Jacqueline Rose
If the artist is sometimes a magician, Jacqueline Rose’s magic is a balancing act: between improvisation and iteration, meaning and pure marking, fastidiousness and intuition. An upcoming exhibition shows drawings and collages which emerge from Rose’s devotion to paper itself.
In an upper corner of the home in which Rose works, a desk is laden – neatly laden – with the objects of her current study: small, utilisable textile items, largely mono- or dichromatic, with intricate, geometrically patterned bodies. On the opposite wall is a bookcase. The special, slim editions mainly live on the shelves at eye level, while around the knees are the heavy, illustrated art books. I see Matisse, and make a connection to Rose’s practice of collage with paper. When asked about this, Rose recalls video documentation of Matisse creating his cut-outs in the 1940s: he works quickly, conjuring shapes in the air, almost a few steps ahead of thought, and with an absolute decisiveness. With Rose, on the other hand, the collages seem to emerge from the ground of the paper itself.
A number of Rose’s recent collages “begin” – both chronologically, and in a more archaeological sense, as in at the lower layer – with lines drawn or etched across a piece of paper, edge to edge. These lines, in works like Intervals #3, 2020 (with etching facilitated by John Loane at Viridian Press), and Intervals #4, 2020, are iterative, taking place many times in a single piece. They run in essentially the same direction as each other, but aren’t precisely parallel. They’re time-consuming, elemental work.
These drawn lines are overlaid with strips of paper in parallel and perpendicular forms, like mazes.
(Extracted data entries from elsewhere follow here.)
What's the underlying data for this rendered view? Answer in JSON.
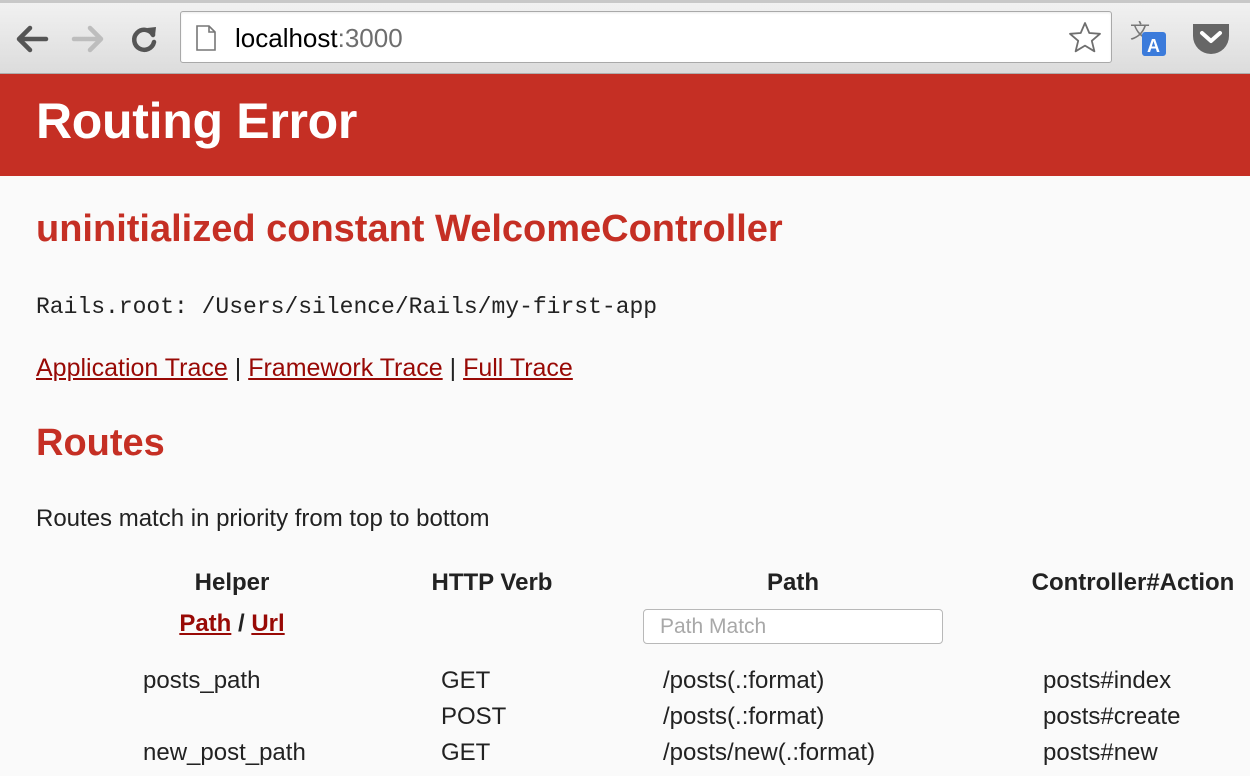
{
  "browser": {
    "url_host": "localhost",
    "url_port": ":3000",
    "icons": {
      "back": "back-arrow-icon",
      "forward": "forward-arrow-icon",
      "reload": "reload-icon",
      "page": "page-icon",
      "bookmark": "star-icon",
      "translate": "translate-icon",
      "pocket": "pocket-icon"
    }
  },
  "header": {
    "title": "Routing Error"
  },
  "error": {
    "message": "uninitialized constant WelcomeController",
    "rails_root": "Rails.root: /Users/silence/Rails/my-first-app"
  },
  "traces": {
    "application": "Application Trace",
    "framework": "Framework Trace",
    "full": "Full Trace",
    "separator": "|"
  },
  "routes": {
    "title": "Routes",
    "description": "Routes match in priority from top to bottom",
    "headers": {
      "helper": "Helper",
      "verb": "HTTP Verb",
      "path": "Path",
      "controller": "Controller#Action"
    },
    "helper_links": {
      "path": "Path",
      "separator": "/",
      "url": "Url"
    },
    "path_match_placeholder": "Path Match",
    "rows": [
      {
        "helper": "posts_path",
        "verb": "GET",
        "path": "/posts(.:format)",
        "action": "posts#index"
      },
      {
        "helper": "",
        "verb": "POST",
        "path": "/posts(.:format)",
        "action": "posts#create"
      },
      {
        "helper": "new_post_path",
        "verb": "GET",
        "path": "/posts/new(.:format)",
        "action": "posts#new"
      }
    ]
  },
  "colors": {
    "header_bg": "#c52f24",
    "heading_text": "#c52f24",
    "link": "#980905",
    "page_bg": "#fafafa"
  }
}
Sometimes, these strips will really be constructed from many smaller cuts of paper glued together to form a continuous line – the seam all but invisible, and detectable only by close looking at long duration. The action of the overlaid paper strips may at first seem to be all about structure, or stricture: delimiting spaces within the work, and steering the hand and eye (like a masculine, modern god). But feel your way along. Beneath them throbs insistently the hand-drawn line. Rose’s geometry opens the windows (just a crack), letting light in to the paper, and lines out of it.
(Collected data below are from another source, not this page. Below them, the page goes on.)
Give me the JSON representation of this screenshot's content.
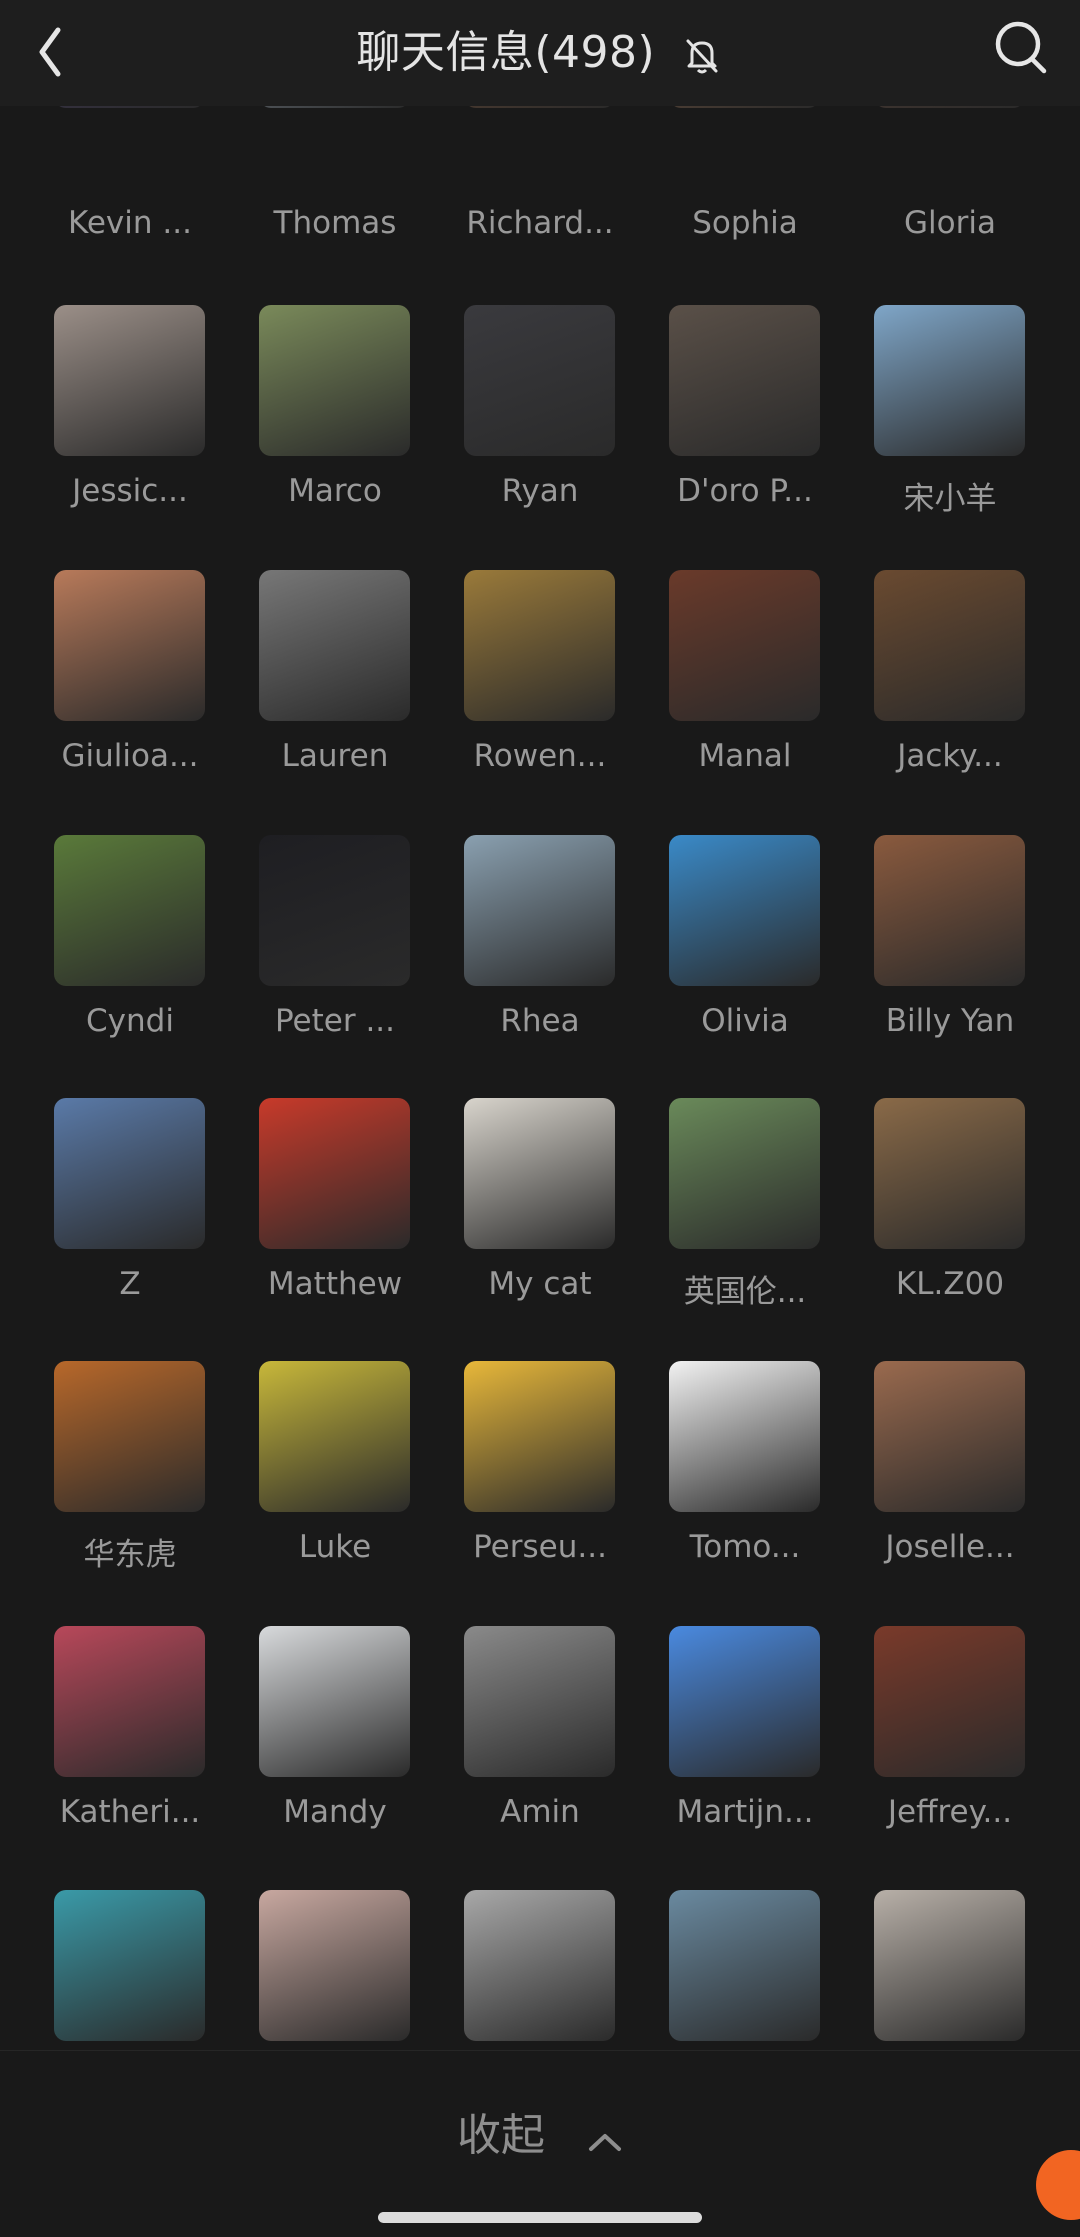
{
  "header": {
    "title": "聊天信息(498)",
    "back_icon": "chevron-left-icon",
    "mute_icon": "bell-off-icon",
    "search_icon": "search-icon"
  },
  "members": [
    {
      "name": "Kevin ...",
      "color": "#4b3f6e"
    },
    {
      "name": "Thomas",
      "color": "#a8b8c8"
    },
    {
      "name": "Richard...",
      "color": "#8a5a3a"
    },
    {
      "name": "Sophia",
      "color": "#9a6b4a"
    },
    {
      "name": "Gloria",
      "color": "#6a4a3a"
    },
    {
      "name": "Jessic...",
      "color": "#9b8f88"
    },
    {
      "name": "Marco",
      "color": "#7a8a5a"
    },
    {
      "name": "Ryan",
      "color": "#3a3a3e"
    },
    {
      "name": "D'oro P...",
      "color": "#5a5048"
    },
    {
      "name": "宋小羊",
      "color": "#7fa6c8"
    },
    {
      "name": "Giulioa...",
      "color": "#b87a5a"
    },
    {
      "name": "Lauren",
      "color": "#777777"
    },
    {
      "name": "Rowen...",
      "color": "#9a7a3a"
    },
    {
      "name": "Manal",
      "color": "#6a3a2a"
    },
    {
      "name": "Jacky...",
      "color": "#6a4a30"
    },
    {
      "name": "Cyndi",
      "color": "#5a7a3a"
    },
    {
      "name": "Peter ...",
      "color": "#1e1e22"
    },
    {
      "name": "Rhea",
      "color": "#8aa0b0"
    },
    {
      "name": "Olivia",
      "color": "#3a8ac8"
    },
    {
      "name": "Billy Yan",
      "color": "#8a5a3e"
    },
    {
      "name": "Z",
      "color": "#5a7aa8"
    },
    {
      "name": "Matthew",
      "color": "#c83a2a"
    },
    {
      "name": "My cat",
      "color": "#d8d4cc"
    },
    {
      "name": "英国伦...",
      "color": "#6a8a5a"
    },
    {
      "name": "KL.Z00",
      "color": "#8a6a48"
    },
    {
      "name": "华东虎",
      "color": "#b8682a"
    },
    {
      "name": "Luke",
      "color": "#c8b83a"
    },
    {
      "name": "Perseu...",
      "color": "#e8b83a"
    },
    {
      "name": "Tomo...",
      "color": "#f2f2f2"
    },
    {
      "name": "Joselle...",
      "color": "#9a6a4e"
    },
    {
      "name": "Katheri...",
      "color": "#b8485a"
    },
    {
      "name": "Mandy",
      "color": "#d8dadc"
    },
    {
      "name": "Amin",
      "color": "#8a8a8a"
    },
    {
      "name": "Martijn...",
      "color": "#4a8ae0"
    },
    {
      "name": "Jeffrey...",
      "color": "#7a3a2a"
    },
    {
      "name": "",
      "color": "#3a9aa8"
    },
    {
      "name": "",
      "color": "#c8a8a0"
    },
    {
      "name": "",
      "color": "#a8a8a8"
    },
    {
      "name": "",
      "color": "#6a8aa0"
    },
    {
      "name": "",
      "color": "#b8b0a8"
    }
  ],
  "footer": {
    "collapse_label": "收起",
    "collapse_icon": "chevron-up-icon"
  }
}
Other works for Rose’s upcoming exhibition at Woollahra Gallery at Redleaf, Enigmagnetic, were stored at the time of my visit in a large, aluminium cabinet behind her study. This piece of equipment – looking lifted out of a Cold War–period office – held drawer on drawer of drawings, etchings, and collages. Each was wrapped in a protective sheet of waxed paper. Leafing through these sheets, I was reminded of the many roles that paper has played in and after modern times: it has been the artist’s material, the state’s or corporation’s document, a means of creating and circulating information, the matter of the avant-garde little magazine, and the proof of a person’s identity, (self-)possession, and even right of passage. For Rose, paper is a storied material, found in everyday places and often as a leftover, with which she can have an intuitive, long-term, and always haptic relationship.
The texture of her paper, and the way that it holds moveable materials, like ink and crayon, is used to striking effect in Articulated, 2022, with its universal-blue wash of ink and splay of limb-like lines collaged on top. The cyan here is jolting, coldly divine in its total abstraction. Yet, the collaged elements certainly obtain something of the earthly body – in their parallelism, their jointed network of segments (head, thorax, abdomen?), the way their short, hand-like ends seem to gesture, wildly, at the blue. Works with crayon bases, like Text-ile #2, 2021, also position the body at the centre of their operations – this time of frottage. Writing on Rose in 1999, Evelyn Juers saw this: “The erosion of resistance is eros in its truest light.”
The collaged line in Text-ile #2 grasps at the form of a letter, but lets it slip through the gaps. Similar, smaller forms in Notations #2 and Notations #3, both 2021, are made from the scrap paper left over from hole-punching. As with Howardena Pindell’s use of hole-punches, these collages find openness and ambiguity in the meaning-making instruments of the office – aspiring towards, only to complicate, the status of “text.”
Like the drawn lines of Intervals #3 and #4, these almost-letters repeat idiosyncratically along the field of the work. The gesture of repetition is both playful and particular. Rose shows me earlier prints where a mouse’s figure is the object of repetition – they’re made in response to Kafka’s short story “Josefine, the Singer, or The Mouse People.” These prints, though less purely “abstract,” seem to contain so many of the ideas which still occupy Rose, and I ask her why she is so interested in the story that they’re based on. She says she is drawn to the idea of a mouse’s artistic voice, and the possibility of its beauty and importance occurring alongside its smallness.